The bird stared back at him stonily, but Jordan cocked his lovely golden head as though he were listening, and the moonlight silvered his skin.
He turned, still clutching the book, and crept back along the verandah. As he turned the far corner there was a furry rush of dark bodies out of the shadows, and the soft squeals of the bush rats as they squabbled over the sacrifice.
Jordan pushed open the door of the kitchen and it smelled of woodsmoke and curry powder and carbolic soap.
He stooped to the ashbox of the black iron stove, and when he blew lightly through the grating the ashes glowed.
He pushed a long wax taper through the bars and blew again and a little blue flame popped into life. He carried it carefully across the kitchen, sheltering it with his cupped hand, and transferred the flame to the stump of candle in the neck of the dark green champagne bottle. Then he blew out the taper and placed the bottle on the scrubbed yellow deal table and stepped back.

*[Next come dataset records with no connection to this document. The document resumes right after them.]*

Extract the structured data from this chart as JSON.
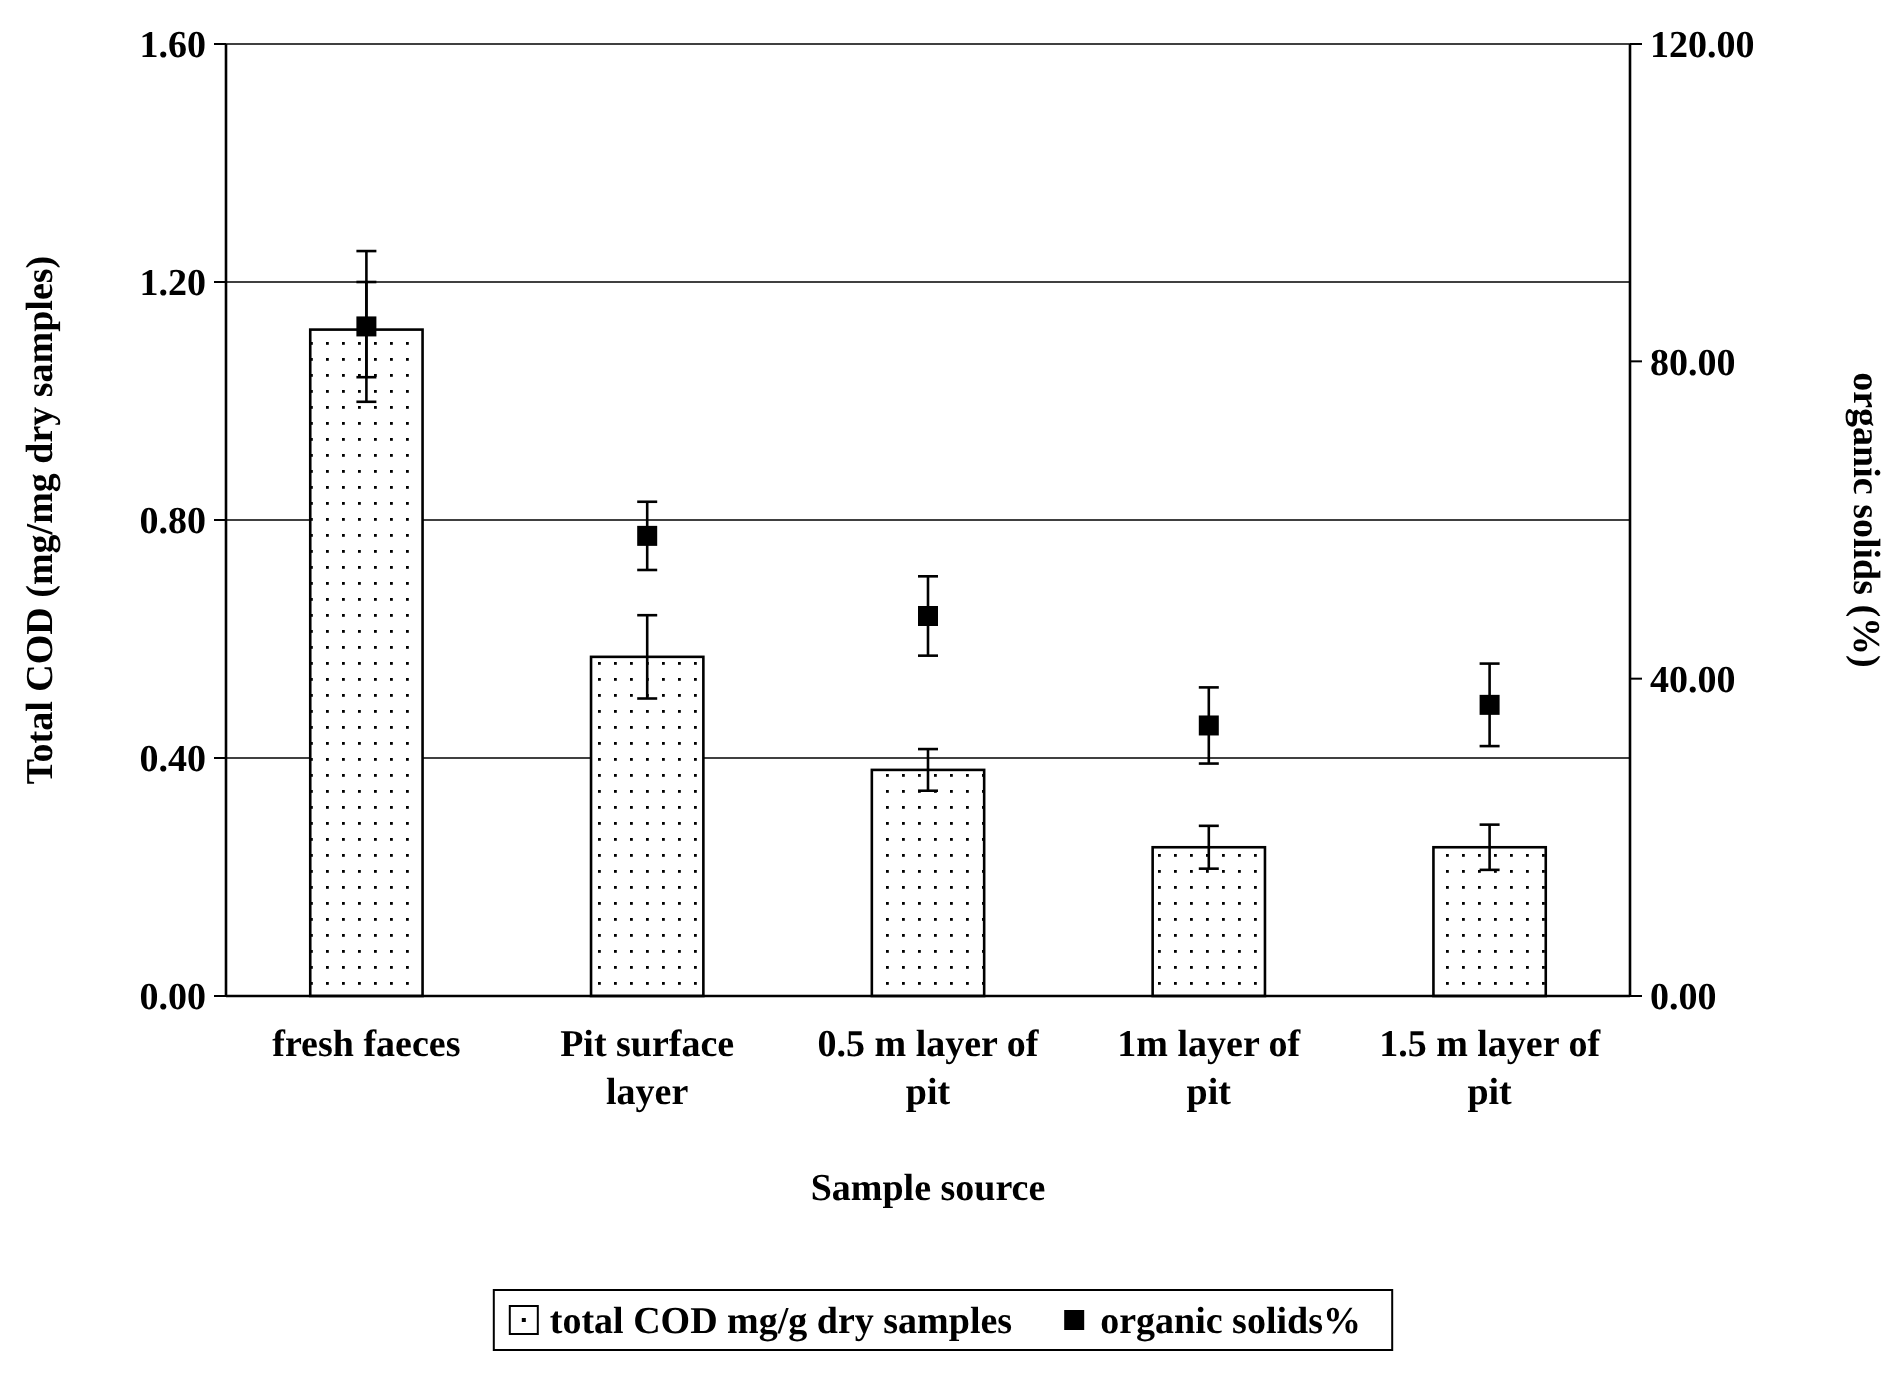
{
  "chart_data": {
    "type": "bar",
    "xlabel": "Sample source",
    "ylabel": "Total COD (mg/mg dry samples)",
    "y2label": "organic solids (%)",
    "categories": [
      "fresh faeces",
      "Pit surface layer",
      "0.5 m layer of pit",
      "1m layer of pit",
      "1.5 m layer of pit"
    ],
    "series": [
      {
        "name": "total COD mg/g dry samples",
        "color": "#ffffff",
        "values": [
          1.12,
          0.57,
          0.38,
          0.25,
          0.25
        ],
        "errors": [
          0.08,
          0.07,
          0.035,
          0.036,
          0.038
        ]
      },
      {
        "name": "organic solids%",
        "type": "scatter",
        "axis": "y2",
        "color": "#000000",
        "marker": "square",
        "x": [
          "fresh faeces",
          "Pit surface layer",
          "0.5 m layer of pit",
          "1m layer of pit",
          "1.5 m layer of pit"
        ],
        "values": [
          84.4,
          58.0,
          47.9,
          34.1,
          36.7
        ],
        "errors": [
          9.5,
          4.3,
          5,
          4.8,
          5.2
        ]
      }
    ],
    "ylim": [
      0,
      1.6
    ],
    "yticks": [
      {
        "value": 0,
        "label": "0.00"
      },
      {
        "value": 0.4,
        "label": "0.40"
      },
      {
        "value": 0.8,
        "label": "0.80"
      },
      {
        "value": 1.2,
        "label": "1.20"
      },
      {
        "value": 1.6,
        "label": "1.60"
      }
    ],
    "y2lim": [
      0,
      120
    ],
    "y2ticks": [
      {
        "value": 0,
        "label": "0.00"
      },
      {
        "value": 40,
        "label": "40.00"
      },
      {
        "value": 80,
        "label": "80.00"
      },
      {
        "value": 120,
        "label": "120.00"
      }
    ],
    "grid": "y",
    "legend": "bottom"
  }
}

For a few seconds longer he hesitated, then he took the skirts of the faded and patched nightshirt, lifted them as high as his shoulders and looked down at his body.
The puppy fat had disappeared from his belly and hips. His navel was a dark eye in the flat clean plain of his trunk, and his legs were gracefully shaped. His buttocks lean and tight, like immature fruit.

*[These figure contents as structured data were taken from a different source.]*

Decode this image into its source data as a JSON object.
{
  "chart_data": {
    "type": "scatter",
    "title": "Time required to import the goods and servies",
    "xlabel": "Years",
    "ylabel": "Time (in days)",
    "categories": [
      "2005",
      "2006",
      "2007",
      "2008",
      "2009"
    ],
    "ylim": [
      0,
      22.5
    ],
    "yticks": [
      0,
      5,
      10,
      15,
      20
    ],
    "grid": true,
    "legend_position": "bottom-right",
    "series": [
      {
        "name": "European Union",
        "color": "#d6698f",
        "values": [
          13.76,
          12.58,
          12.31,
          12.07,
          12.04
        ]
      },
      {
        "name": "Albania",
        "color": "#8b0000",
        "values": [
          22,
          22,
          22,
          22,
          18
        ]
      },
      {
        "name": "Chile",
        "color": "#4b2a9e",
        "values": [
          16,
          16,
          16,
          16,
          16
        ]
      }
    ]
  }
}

His body was smooth and hairless except for the golden wisps at the juncture of his legs. It was not yet thick enough to curl, and was sparse and fine as silk thread freshly spun upon the cocoon.
From the centre of this cloudy web his penis hung down limply. It had grown alarmingly in the last few months, and in Jordan’s horrified imagination, he foresaw the day when it would be thick and heavy as his arm, a huge shameful burden to carry through life.
/>
At this moment it looked so soft and white and innocent, but when he woke in the mornings it was hard as bone, hot and throbbing with a sinfully pleasurable ache.

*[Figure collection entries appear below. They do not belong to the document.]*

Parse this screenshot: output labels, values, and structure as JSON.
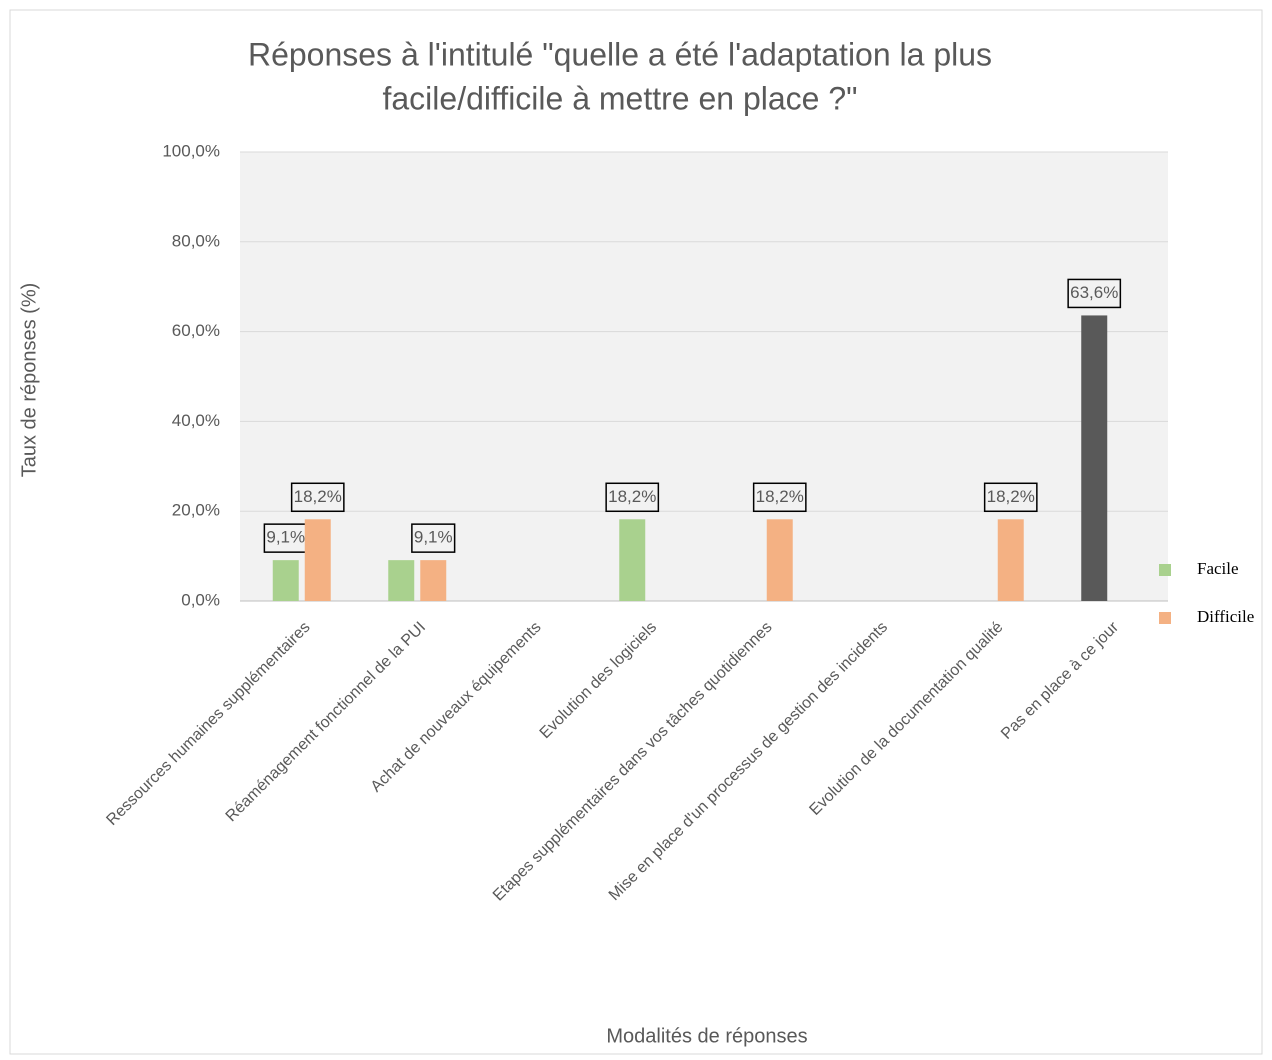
{
  "chart_data": {
    "type": "bar",
    "title": [
      "Réponses à l'intitulé \"quelle a été l'adaptation la plus",
      "facile/difficile à mettre en place ?\""
    ],
    "x_label": "Modalités de réponses",
    "y_label": "Taux de réponses (%)",
    "categories": [
      "Ressources humaines supplémentaires",
      "Réaménagement fonctionnel de la PUI",
      "Achat de nouveaux équipements",
      "Evolution des logiciels",
      "Etapes supplémentaires dans vos tâches quotidiennes",
      "Mise en place d'un processus de gestion des incidents",
      "Evolution de la documentation qualité",
      "Pas en place à ce jour"
    ],
    "series": [
      {
        "name": "Facile",
        "color": "#a9d18e",
        "point_colors": [
          null,
          null,
          null,
          null,
          null,
          null,
          null,
          "#595959"
        ],
        "values": [
          9.1,
          9.1,
          null,
          18.2,
          null,
          null,
          null,
          63.6
        ],
        "value_labels": [
          "9,1%",
          null,
          null,
          "18,2%",
          null,
          null,
          null,
          "63,6%"
        ]
      },
      {
        "name": "Difficile",
        "color": "#f4b183",
        "values": [
          18.2,
          9.1,
          null,
          null,
          18.2,
          null,
          18.2,
          null
        ],
        "value_labels": [
          "18,2%",
          "9,1%",
          null,
          null,
          "18,2%",
          null,
          "18,2%",
          null
        ]
      }
    ],
    "ylim": [
      0,
      100
    ],
    "yticks": [
      {
        "value": 0,
        "label": "0,0%"
      },
      {
        "value": 20,
        "label": "20,0%"
      },
      {
        "value": 40,
        "label": "40,0%"
      },
      {
        "value": 60,
        "label": "60,0%"
      },
      {
        "value": 80,
        "label": "80,0%"
      },
      {
        "value": 100,
        "label": "100,0%"
      }
    ],
    "grid": true,
    "legend": "right"
  }
}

That was bad, but in these last weeks that terrible swelling and stiffening had come upon him at the most unexpected times: at the dinner table with his father seated opposite him, in the schoolroom when the new schoolmistress had leaned over him to correct his spelling, seated at the sorting-table beside Jan Cheroot, on the gelding’s back when the friction of the saddle had triggered it, and that awful stiff thing had thrust out the front of his breeches.
He took it in his hand now and it seemed helpless and soft as a newborn kitten, but he was not deceived. He stroked it softly back and forth and instantly he felt it change shape between his fingers. He released it quickly.
The joint of mutton that the family had dined off the previous evening stood on the deal table, under a steel mesh fly-cover. Jordan lifted the cover, and the leg was hacked down to the bone.
His father’s hunting knife lay beside the cold joint. The handle was stag-horn and the blade was nine inches long, sweeping up to a dagger point, and the white mutton fat had congealed upon the blade.
Jordan picked up the knife in his right hand.
The previous evening he had watched his father flicking the edge of the blade across the long steel. It always fascinated him, because Zouga held the razor edge towards his own fingers as he worked.
The proof of his father’s expertise with the steel was the way in which the heavy knife seemed to glide effortlessly through the meat of the joint. It was wickedly sharp.
Jordan looked down again at that long white thing that stuck out of his body. The loose skin at the tip was half retracted so that the pink acorn pushed out from beneath it.
He tucked the tail of his shirt under his chin to free both hands and seized himself at the root, enclosing within the circle of his fingers the wrinkled bag with its tender marbles of flesh, and he pulled it out, stretching it out like the neck of the condemned man upon the headsman’s block, while with the other hand he brought the knife down and laid the blade against his own belly, just above the fine golden fluff of pubic hair.